Robert Johnson wrote:
Hello Pascal,
I'm not sure I can really comment on (1), but the reason why your
energy gap decreases in (2) is because the energy fluctuations in your
system increase as you raise the temperature. For example, at low
temperatures your potential energy distributions will be sharply
peaked about the average value. However, as you increase the
temperature, the peak will broaden because of the increased thermal
fluctuations. As a result, you will have more overlap between your
potential energy distributions at higher temperature.
What Bob says is true, but Pascal was talking about
the gap between average potential energies
which is not directly dependent of the shape of the distribution.

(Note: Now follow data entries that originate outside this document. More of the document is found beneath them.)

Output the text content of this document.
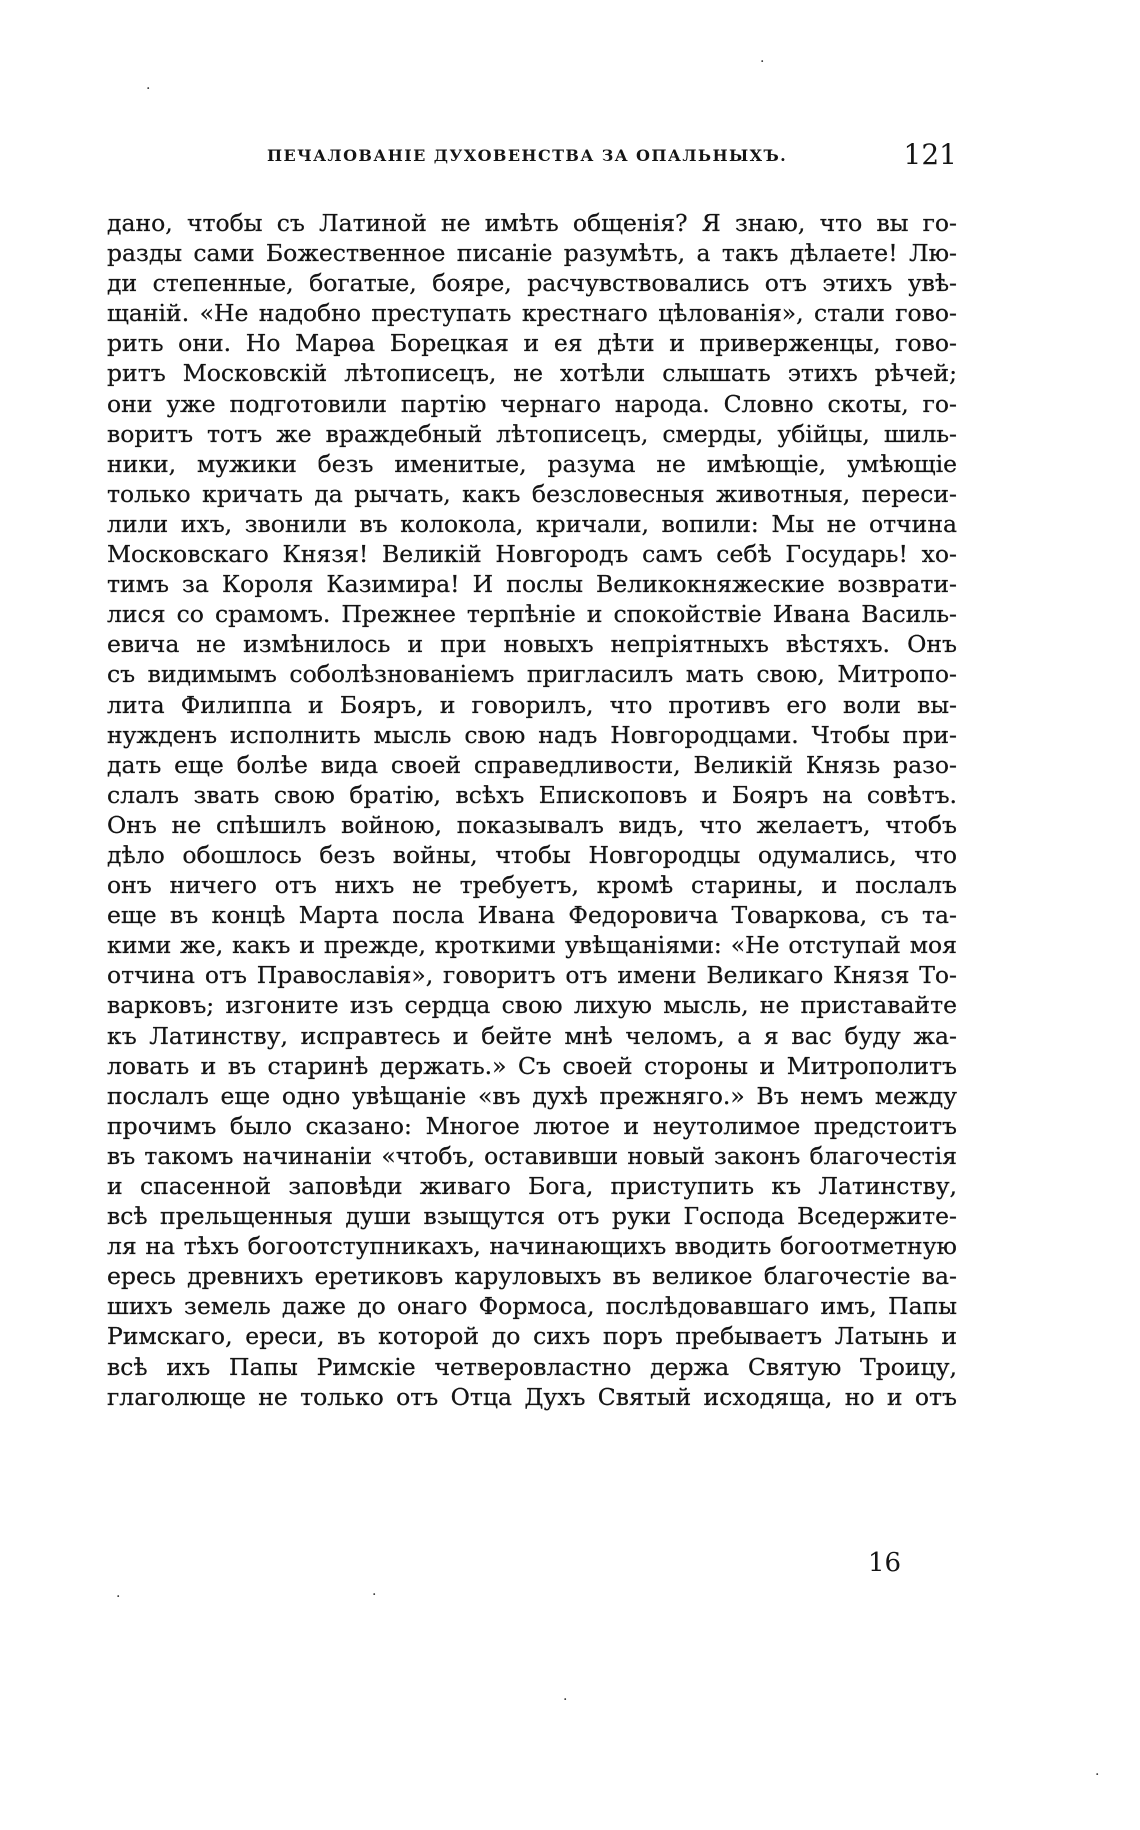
ПЕЧАЛОВАНІЕ ДУХОВЕНСТВА ЗА ОПАЛЬНЫХЪ.	121
дано, чтобы съ Латиной не имѣть общенія? Я знаю, что вы го-
разды сами Божественное писаніе разумѣть, а такъ дѣлаете! Лю-
ди степенные, богатые, бояре, расчувствовались отъ этихъ увѣ-
щаній. «Не надобно преступать крестнаго цѣлованія», стали гово-
рить они. Но Марѳа Борецкая и ея дѣти и приверженцы, гово-
ритъ Московскій лѣтописецъ, не хотѣли слышать этихъ рѣчей;
они уже подготовили партію чернаго народа. Словно скоты, го-
воритъ тотъ же враждебный лѣтописецъ, смерды, убійцы, шиль-
ники, мужики безъ именитые, разума не имѣющіе, умѣющіе
только кричать да рычать, какъ безсловесныя животныя, переси-
лили ихъ, звонили въ колокола, кричали, вопили: Мы не отчина
Московскаго Князя! Великій Новгородъ самъ себѣ Государь! хо-
тимъ за Короля Казимира! И послы Великокняжеские возврати-
лися со срамомъ. Прежнее терпѣніе и спокойствіе Ивана Василь-
евича не измѣнилось и при новыхъ непріятныхъ вѣстяхъ. Онъ
съ видимымъ соболѣзнованіемъ пригласилъ мать свою, Митропо-
лита Филиппа и Бояръ, и говорилъ, что противъ его воли вы-
нужденъ исполнить мысль свою надъ Новгородцами. Чтобы при-
дать еще болѣе вида своей справедливости, Великій Князь разо-
слалъ звать свою братію, всѣхъ Епископовъ и Бояръ на совѣтъ.
Онъ не спѣшилъ войною, показывалъ видъ, что желаетъ, чтобъ
дѣло обошлось безъ войны, чтобы Новгородцы одумались, что
онъ ничего отъ нихъ не требуетъ, кромѣ старины, и послалъ
еще въ концѣ Марта посла Ивана Федоровича Товаркова, съ та-
кими же, какъ и прежде, кроткими увѣщаніями: «Не отступай моя
отчина отъ Православія», говоритъ отъ имени Великаго Князя То-
варковъ; изгоните изъ сердца свою лихую мысль, не приставайте
къ Латинству, исправтесь и бейте мнѣ челомъ, а я вас буду жа-
ловать и въ старинѣ держать.» Съ своей стороны и Митрополитъ
послалъ еще одно увѣщаніе «въ духѣ прежняго.» Въ немъ между
прочимъ было сказано: Многое лютое и неутолимое предстоитъ
въ такомъ начинаніи «чтобъ, оставивши новый законъ благочестія
и спасенной заповѣди живаго Бога, приступить къ Латинству,
всѣ прельщенныя души взыщутся отъ руки Господа Вседержите-
ля на тѣхъ богоотступникахъ, начинающихъ вводить богоотметную
ересь древнихъ еретиковъ каруловыхъ въ великое благочестіе ва-
шихъ земель даже до онаго Формоса, послѣдовавшаго имъ, Папы
Римскаго, ереси, въ которой до сихъ поръ пребываетъ Латынь и
всѣ ихъ Папы Римскіе четверовластно держа Святую Троицу,
глаголюще не только отъ Отца Духъ Святый исходяща, но и отъ
16
·
·
·	·
·
·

On Tue, May 6, 2008 at 9:50 AM, <[EMAIL PROTECTED]> wrote:
Dear community,
I am performing some REMD tests with the trp-cage peptide. In order to figure
out the optimal temperature distribution ensuring similar exchange
probabilities
at every temperature, I have performed short MD runs at increasing
temperatures,
with a run every 5K from 300K to 500K. If I plot the average potential energy
as
a function of temperature, I obtain the following trend:
1) For NPT, the gap between average potential energies progressively increases
with equal increments of temperature.
2) For NVT, the gap between average potential energies progressively decreases
with equal increments temperature.
You seem to be in qualitative agreement with Figure 1 of
M Marvin Seibert, Alexandra Patriksson, Berk Hess and David van der
Spoel (2005).
Reproducible Polypeptide Folding and Structure Prediction using
Molecular Dynamics Simulations.
Journal of Molecular Biology, 354(1):173-183
Figures 4 and 5 of
Daniel Sindhikara, Yilin Meng and Adrian E Roitberg (2008).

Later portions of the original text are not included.